Framework-Specific Notes

  • Numba: Pass --env NUMBA_DISABLE_JIT=1 for coverage; omit for actual JIT benchmarks.
  • ctypes/CFFI: C extensions loaded via Python — use --source-prefix to filter Valgrind noise.
  • Standalone C: Use --binary ./path/to/program to skip Python entirely.
  • Hybrid CPUs (Intel Alder/Raptor Lake): cachegrind simulates P-core cache hierarchy.

Quick Reference

# Fast check (seconds)
python scripts/perf_benchmark_pipeline.py --root . --out-dir /tmp/b --tier fast --target "python -m benchmark_entrypoint {SIZE}" --sizes 10000,100000

# Medium with source filtering
python scripts/perf_benchmark_pipeline.py --root . --out-dir /tmp/b --tier medium --target "./path/to/benchmark {SIZE}" --source-prefix path/to/source/ --sizes 10000,100000

# Deep with regression baseline
python scripts/perf_benchmark_pipeline.py --root . --out-dir /tmp/b --tier deep --target "./path/to/benchmark {SIZE}" --baseline /path/to/previous/benchmark_summary.json --sizes 10000,100000

# Deep with opt-in native hotspot sampling
python scripts/perf_benchmark_pipeline.py --root . --out-dir /tmp/b --tier deep --target "./path/to/benchmark {SIZE}" --sizes 10000,100000 --perf-record

# ASM audit for C binary
python scripts/perf_benchmark_pipeline.py --root . --out-dir /tmp/b --tier asm --binary ./path/to/program --asm-audit

References

  1. references/rubric.md: 7-dimension scoring rubric.
  2. references/tool-guide.md: tool selection decision tree.
  3. references/asm-checklist.md: 6-pattern ASM reading guide.
  4. references/question-bank.md: performance audit questions.
  5. references/finding-schema.json: sub-agent return format.
  6. references/sample-report.md: annotated example output.

Known Limitations

  • Valgrind cachegrind simulates 2-level cache (L1 -> LL).
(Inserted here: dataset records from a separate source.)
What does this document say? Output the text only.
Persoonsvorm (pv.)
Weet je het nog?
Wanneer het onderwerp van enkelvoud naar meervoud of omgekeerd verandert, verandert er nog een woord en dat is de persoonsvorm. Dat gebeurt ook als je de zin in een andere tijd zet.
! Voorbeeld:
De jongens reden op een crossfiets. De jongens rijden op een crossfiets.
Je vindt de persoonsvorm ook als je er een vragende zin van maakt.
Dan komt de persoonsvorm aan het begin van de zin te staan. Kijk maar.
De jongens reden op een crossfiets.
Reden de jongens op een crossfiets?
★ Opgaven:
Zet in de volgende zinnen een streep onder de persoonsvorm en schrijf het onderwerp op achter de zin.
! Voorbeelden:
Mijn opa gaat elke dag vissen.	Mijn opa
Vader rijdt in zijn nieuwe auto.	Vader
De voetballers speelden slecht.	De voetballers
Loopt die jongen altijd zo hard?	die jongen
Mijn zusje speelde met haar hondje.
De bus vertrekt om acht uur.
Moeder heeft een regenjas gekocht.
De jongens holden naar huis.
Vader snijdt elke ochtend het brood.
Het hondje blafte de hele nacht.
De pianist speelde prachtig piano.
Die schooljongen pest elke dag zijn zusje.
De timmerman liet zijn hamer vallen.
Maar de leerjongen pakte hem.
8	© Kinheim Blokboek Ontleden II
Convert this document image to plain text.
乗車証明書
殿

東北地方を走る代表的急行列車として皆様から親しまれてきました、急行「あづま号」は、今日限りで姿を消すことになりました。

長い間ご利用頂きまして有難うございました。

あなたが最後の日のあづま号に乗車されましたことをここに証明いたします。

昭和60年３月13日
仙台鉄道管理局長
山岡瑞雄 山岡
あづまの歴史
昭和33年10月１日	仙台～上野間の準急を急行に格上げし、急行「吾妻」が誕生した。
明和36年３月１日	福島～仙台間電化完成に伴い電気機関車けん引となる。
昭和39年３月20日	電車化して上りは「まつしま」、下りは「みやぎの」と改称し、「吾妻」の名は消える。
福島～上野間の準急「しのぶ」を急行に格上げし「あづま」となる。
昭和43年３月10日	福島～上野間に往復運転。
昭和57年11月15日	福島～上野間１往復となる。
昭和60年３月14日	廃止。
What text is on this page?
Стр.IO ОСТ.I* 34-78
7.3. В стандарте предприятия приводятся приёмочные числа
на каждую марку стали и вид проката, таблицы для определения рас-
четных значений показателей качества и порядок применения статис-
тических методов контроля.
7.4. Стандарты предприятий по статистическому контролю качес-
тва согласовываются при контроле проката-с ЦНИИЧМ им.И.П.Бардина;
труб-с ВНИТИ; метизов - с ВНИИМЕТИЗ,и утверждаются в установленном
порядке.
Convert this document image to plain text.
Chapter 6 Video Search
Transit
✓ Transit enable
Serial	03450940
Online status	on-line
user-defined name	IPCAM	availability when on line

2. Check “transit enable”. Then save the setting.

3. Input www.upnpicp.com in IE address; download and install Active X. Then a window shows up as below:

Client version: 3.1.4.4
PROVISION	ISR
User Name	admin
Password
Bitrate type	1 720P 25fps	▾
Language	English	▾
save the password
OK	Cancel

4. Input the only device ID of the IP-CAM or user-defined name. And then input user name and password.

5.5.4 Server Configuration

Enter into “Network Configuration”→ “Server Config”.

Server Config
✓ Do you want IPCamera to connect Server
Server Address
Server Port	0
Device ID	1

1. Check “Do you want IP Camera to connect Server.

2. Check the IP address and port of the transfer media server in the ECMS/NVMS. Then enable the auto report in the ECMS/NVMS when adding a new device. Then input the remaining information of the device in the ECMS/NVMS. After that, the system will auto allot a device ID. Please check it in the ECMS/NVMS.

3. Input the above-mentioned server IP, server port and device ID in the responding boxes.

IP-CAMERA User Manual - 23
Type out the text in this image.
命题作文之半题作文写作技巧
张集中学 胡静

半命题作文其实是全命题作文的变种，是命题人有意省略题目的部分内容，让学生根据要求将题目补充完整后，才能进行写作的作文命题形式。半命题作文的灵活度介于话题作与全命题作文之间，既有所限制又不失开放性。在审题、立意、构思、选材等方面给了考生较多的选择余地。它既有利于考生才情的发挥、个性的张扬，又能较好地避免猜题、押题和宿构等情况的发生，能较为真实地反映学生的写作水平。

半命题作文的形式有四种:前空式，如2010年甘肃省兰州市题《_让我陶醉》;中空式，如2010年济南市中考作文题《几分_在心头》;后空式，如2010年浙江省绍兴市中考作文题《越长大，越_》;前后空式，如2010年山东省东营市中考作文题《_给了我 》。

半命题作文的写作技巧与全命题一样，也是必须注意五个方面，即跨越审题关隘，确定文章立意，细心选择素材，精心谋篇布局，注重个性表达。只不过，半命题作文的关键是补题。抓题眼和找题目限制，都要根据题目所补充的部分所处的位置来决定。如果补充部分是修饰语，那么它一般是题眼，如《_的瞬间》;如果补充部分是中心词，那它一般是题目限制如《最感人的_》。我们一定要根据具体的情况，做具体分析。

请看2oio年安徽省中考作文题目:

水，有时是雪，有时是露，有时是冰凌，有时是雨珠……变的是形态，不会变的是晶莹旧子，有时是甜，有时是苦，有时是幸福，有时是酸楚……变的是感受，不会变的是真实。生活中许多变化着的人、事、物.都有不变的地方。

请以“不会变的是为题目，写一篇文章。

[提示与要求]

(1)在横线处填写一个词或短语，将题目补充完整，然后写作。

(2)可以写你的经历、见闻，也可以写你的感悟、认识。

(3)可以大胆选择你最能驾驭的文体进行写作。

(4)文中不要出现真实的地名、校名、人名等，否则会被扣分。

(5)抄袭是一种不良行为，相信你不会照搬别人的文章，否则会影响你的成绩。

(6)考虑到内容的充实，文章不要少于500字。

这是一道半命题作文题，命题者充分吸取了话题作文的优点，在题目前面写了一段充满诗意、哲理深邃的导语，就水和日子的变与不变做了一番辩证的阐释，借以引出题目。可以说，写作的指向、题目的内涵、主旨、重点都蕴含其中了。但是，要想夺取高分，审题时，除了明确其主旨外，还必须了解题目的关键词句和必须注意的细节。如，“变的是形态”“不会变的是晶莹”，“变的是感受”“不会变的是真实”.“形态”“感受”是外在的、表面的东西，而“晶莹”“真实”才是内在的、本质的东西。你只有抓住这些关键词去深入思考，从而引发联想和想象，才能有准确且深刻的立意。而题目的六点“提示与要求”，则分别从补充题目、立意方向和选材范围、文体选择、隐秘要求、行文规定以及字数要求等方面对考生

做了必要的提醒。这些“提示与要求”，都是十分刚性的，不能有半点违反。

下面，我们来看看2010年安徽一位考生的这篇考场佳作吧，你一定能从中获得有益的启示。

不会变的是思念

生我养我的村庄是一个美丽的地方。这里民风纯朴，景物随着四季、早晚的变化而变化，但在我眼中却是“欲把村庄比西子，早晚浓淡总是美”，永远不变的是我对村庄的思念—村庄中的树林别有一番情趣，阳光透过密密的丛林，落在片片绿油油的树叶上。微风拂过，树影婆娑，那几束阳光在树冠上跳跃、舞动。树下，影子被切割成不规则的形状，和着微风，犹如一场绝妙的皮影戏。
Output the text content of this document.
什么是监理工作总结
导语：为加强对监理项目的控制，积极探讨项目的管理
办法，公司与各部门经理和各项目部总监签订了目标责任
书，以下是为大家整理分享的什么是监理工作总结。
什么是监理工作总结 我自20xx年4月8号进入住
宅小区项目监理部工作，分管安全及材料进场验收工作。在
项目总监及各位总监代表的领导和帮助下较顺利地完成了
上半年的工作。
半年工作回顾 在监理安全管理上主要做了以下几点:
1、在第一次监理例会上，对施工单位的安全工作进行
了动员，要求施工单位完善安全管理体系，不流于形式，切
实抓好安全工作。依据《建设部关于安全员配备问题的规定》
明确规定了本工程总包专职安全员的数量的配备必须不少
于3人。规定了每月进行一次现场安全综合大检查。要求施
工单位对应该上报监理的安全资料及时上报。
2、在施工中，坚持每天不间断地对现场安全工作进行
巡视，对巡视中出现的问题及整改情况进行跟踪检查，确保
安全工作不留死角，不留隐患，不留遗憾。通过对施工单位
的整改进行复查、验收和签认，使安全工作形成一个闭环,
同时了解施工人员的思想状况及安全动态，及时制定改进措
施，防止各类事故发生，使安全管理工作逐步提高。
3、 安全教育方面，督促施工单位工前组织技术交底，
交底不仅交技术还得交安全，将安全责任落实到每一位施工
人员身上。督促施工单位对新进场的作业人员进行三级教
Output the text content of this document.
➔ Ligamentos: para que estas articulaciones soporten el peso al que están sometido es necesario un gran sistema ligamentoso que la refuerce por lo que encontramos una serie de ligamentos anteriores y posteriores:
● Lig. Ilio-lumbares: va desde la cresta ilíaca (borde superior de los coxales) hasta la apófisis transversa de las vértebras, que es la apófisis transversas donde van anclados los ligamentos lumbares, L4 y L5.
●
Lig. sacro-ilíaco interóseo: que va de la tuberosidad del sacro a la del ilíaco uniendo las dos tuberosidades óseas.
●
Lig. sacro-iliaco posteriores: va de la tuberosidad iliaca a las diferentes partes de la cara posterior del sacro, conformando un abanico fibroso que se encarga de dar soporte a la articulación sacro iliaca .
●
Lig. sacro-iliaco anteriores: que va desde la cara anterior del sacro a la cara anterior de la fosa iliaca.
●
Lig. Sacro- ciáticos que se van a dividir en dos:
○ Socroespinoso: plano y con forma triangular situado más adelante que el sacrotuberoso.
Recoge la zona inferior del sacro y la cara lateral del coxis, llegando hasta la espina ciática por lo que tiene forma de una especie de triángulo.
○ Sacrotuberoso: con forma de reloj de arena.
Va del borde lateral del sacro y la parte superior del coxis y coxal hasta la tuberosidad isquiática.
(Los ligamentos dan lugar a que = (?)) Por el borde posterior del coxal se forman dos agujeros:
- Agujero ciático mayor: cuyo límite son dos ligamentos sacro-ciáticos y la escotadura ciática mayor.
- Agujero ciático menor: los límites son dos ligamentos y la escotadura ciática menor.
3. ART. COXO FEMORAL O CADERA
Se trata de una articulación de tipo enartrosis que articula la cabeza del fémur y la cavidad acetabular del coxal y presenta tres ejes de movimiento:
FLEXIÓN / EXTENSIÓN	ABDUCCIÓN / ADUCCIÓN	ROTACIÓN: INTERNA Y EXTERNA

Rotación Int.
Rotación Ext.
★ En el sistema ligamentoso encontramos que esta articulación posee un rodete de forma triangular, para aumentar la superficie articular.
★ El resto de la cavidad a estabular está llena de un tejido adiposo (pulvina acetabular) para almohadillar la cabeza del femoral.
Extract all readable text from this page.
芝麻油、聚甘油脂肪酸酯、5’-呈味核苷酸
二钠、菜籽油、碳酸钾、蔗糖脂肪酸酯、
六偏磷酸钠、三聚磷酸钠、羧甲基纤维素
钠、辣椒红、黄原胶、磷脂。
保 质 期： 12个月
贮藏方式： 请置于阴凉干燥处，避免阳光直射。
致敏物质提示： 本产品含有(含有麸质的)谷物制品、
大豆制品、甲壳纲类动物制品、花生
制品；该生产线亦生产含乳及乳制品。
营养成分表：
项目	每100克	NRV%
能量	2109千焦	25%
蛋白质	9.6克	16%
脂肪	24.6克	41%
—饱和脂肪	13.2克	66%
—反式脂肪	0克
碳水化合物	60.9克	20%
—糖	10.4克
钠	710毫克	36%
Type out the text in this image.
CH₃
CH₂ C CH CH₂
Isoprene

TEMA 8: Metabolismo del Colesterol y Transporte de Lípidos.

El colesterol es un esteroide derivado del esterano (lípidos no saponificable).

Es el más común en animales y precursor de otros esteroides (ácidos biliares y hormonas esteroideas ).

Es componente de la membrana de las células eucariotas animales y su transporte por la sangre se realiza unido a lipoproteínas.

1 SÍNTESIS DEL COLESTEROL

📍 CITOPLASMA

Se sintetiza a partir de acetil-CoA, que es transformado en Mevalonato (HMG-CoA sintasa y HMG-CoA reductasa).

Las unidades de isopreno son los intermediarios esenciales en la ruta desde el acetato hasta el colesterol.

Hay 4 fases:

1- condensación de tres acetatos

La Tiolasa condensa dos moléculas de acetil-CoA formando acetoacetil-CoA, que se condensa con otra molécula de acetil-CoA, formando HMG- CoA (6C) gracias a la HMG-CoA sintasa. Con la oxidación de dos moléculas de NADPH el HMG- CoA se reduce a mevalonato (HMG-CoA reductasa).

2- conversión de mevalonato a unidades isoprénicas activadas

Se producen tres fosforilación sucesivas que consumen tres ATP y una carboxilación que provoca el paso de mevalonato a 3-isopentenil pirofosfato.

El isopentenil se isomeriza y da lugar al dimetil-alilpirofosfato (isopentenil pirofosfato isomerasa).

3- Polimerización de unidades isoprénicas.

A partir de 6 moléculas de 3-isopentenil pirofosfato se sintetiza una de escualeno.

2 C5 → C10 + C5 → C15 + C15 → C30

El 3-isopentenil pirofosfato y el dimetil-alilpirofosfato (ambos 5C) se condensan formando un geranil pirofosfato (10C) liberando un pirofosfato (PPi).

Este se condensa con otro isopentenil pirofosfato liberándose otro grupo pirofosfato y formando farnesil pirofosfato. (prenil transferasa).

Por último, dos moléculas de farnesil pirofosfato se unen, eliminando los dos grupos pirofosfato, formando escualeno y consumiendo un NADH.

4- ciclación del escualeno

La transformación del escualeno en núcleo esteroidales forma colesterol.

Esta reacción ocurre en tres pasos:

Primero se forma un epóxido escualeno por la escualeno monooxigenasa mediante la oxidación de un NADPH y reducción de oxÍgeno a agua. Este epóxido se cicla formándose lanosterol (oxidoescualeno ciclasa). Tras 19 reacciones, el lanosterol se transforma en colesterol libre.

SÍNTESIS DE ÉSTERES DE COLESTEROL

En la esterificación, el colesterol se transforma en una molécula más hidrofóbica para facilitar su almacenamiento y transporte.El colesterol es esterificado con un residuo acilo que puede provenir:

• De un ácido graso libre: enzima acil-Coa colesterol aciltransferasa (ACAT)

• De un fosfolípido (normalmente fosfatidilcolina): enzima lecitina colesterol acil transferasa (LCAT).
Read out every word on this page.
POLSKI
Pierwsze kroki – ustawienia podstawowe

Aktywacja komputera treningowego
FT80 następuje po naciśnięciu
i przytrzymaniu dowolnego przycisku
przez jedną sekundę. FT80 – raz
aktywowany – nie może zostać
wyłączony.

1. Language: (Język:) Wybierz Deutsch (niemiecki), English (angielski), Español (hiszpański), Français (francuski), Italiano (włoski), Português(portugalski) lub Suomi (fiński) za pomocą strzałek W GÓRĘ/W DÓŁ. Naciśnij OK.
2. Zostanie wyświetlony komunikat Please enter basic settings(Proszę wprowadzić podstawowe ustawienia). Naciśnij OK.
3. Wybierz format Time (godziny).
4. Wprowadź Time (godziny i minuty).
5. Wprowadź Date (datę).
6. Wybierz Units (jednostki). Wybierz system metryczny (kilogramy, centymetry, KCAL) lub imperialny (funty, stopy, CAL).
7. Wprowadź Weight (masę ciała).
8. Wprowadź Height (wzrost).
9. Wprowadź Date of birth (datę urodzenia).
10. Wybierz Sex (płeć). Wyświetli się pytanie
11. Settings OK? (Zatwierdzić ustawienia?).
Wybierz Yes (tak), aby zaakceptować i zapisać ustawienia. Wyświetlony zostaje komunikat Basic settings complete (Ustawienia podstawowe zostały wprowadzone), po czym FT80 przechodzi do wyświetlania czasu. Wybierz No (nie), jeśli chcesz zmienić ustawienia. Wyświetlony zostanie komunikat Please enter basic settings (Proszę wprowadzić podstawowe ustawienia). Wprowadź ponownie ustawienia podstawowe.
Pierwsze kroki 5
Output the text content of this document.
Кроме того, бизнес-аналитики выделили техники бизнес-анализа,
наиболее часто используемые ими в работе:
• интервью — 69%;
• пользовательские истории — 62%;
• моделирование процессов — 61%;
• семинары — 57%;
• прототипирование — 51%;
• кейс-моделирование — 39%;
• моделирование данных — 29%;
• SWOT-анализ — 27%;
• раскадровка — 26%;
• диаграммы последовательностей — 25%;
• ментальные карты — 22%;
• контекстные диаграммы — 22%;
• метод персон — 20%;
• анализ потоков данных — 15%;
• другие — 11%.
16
No separate L2.
  • Valgrind adds 20-50x slowdown. Use --valgrind-size for large inputs.
  • perf stat requires perf_event_paranoid <= 1.
  • --perf-record is opt-in and also requires perf_event_paranoid <= 1.
  • tracemalloc is Python-only. C memory uses massif exclusively.
  • Dimension 0 requires benchmarks at >= 2 input sizes.
  • callgrind heuristics cannot determine argument identity (memoization needs manual check).